Yes, Karpathy has said that the best vision NN algorithms are available in research papers, but I'm not sure if others can catch up quickly on data curation. It seems Tesla AP team spends much of their energy on data curation and the in-house labeling software workflow. Labeling itself requires a lot of discipline and standardization.

Perhaps others will copy the approach, but they need to first copy the sensor suite, the software workflow, and then train disciplined labelers, etc. Then they'd have to collect and programmatically address all the edge cases again. This sounds like a job for a startup, not lazy slow moving OEMs that still fail at OTA updates.
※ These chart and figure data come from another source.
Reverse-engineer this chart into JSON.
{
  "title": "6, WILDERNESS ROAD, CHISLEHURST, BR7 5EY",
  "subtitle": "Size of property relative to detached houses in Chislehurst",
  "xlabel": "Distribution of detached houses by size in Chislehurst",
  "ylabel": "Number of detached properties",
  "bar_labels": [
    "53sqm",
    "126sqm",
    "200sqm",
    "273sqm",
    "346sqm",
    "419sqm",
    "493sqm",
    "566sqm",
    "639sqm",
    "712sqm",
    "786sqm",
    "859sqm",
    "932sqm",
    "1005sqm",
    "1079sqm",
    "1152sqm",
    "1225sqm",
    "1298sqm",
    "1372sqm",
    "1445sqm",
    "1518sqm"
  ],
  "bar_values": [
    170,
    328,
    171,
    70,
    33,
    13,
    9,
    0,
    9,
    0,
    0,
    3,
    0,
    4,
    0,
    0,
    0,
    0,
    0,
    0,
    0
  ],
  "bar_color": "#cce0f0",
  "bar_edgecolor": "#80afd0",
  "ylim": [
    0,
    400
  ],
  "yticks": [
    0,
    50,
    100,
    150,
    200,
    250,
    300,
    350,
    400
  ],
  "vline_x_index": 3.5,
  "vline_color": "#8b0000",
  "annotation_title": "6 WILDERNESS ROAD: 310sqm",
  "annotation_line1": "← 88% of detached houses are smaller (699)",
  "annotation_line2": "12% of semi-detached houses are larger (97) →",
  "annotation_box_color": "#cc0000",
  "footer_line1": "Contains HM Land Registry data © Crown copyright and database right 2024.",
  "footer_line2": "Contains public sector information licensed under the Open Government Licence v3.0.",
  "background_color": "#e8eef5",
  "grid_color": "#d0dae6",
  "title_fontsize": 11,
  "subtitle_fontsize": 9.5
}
You are both assuming the ethical and fully legal kind of "copy and replicate the methodology" performing a clean, independent implementation of it, but perhaps Gary was referring to a more literal "copy", i.e. reverse engineer the FSD CPU and board, copy the trained NN topology and weight set and replicate it. Mind you, such "copy" would be illegal, violating copyrights and other Tesla IP.
However, technically such copy would be possible as long as they intend to use equivalent sensor suite and hardware to execute the NN. That way they could bypass the need for large data collection and training. However, it would be a "static" copy of the given NN as trained at the moment, next time the Tesla downloads a new weight set via OTA update, they would have to repeat the copy and update their own NN other wise they start falling behind.
 

I assume Gary is a bit off-base with this, but AI is not in my wheelhouse.
Deep Blue and chess supercomputers were not "learning" as much as computing. The threshold was to get enough threads computed in a reasonable amount of time, and the "learning" was needed only to be able to assign weights to outcomes. Outcomes bound by strict rules of chess, not stochastic behavior of humans and traffic. Even so, chess has not been "solved" (i.e. absolute prediction of all moves in game) unless there are <7 pieces remaining. ("Tablebases" ) For those not in the know, there are 32 pieces to start :cool:.

Agree..apples and oranges
 
Innovators like Steve Jobs never got phased out by people copying. Either will Elon. They just continue to elevate what ever they are working on. When Steve Jobs did the iMac, suddenly flooded with all the copycats in the PC realm. Did any of that stop Apple? No they moved to Phones. Then a million androids. And just when everyone thinks Apple is finished being great they release the M1 chip. But all the while getting the lions share because everyone knows what’s best is best. People who get copied are already ahead of the pack, they just move to the next level why the people below pick up their table scraps. Get the lion share, then move on back to innovating. That’s what Apple and Tesla will do to stay on top.